Dans le décret conjoint, les ministères soulignent que « la promotion de la lecture dans les contextes institutionnels a démontré des impacts significatifs sur la qualité de vie des individus, contribuant à l’humanisation des services publics et à la valorisation du rôle de la culture dans la santé mentale ».

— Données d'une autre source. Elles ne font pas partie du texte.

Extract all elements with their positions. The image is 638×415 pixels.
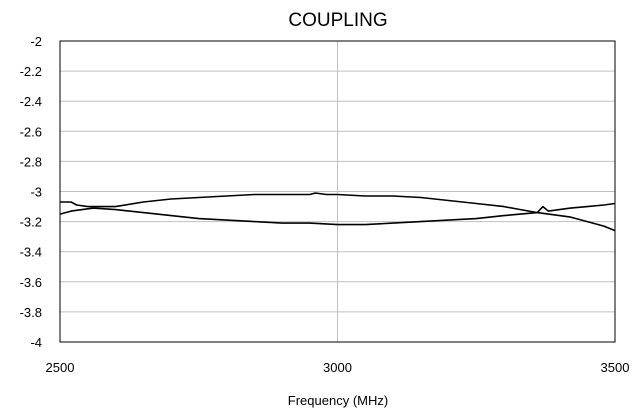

D’où le choix de bénéficier de « la vaste expérience » de la Direction générale du Livre, des Archives et des Bibliothèques dans la promotion de la lecture « auprès de publics diversifiés, notamment dans des contextes particulièrement difficiles et en dehors des circuits traditionnels d’accès au livre ».
Pour rendre la lecture une pratique régulière en milieu hospitalier, le programme prévoit la réalisation d’actions de lecture, la création de collections bibliographiques, en impliquant des auteurs, des médiateurs culturels, des associations ou des groupes de bénévoles et aussi les municipalités.
La promotion de la lecture pendant l’hospitalisation « peut représenter une composante de bien-être social significative dans le processus de guérison », remarque-t-on dans le décret, à travers lequel le gouvernement défend que cette mesure doit être comprise « comme une intervention de promotion de la santé publique et individuelle, puisqu’elle favorise le bien-être psychologique, la stimulation cognitive, et la réduction des niveaux d’anxiété, avec un impact direct sur la récupération clinique ».
Il est également prévu la possibilité d’intégration actuelle ou future du réseau de bibliothèques publiques dans le projet, avec l’implication des municipalités adhérentes ou de l’Association Nationale des Communes.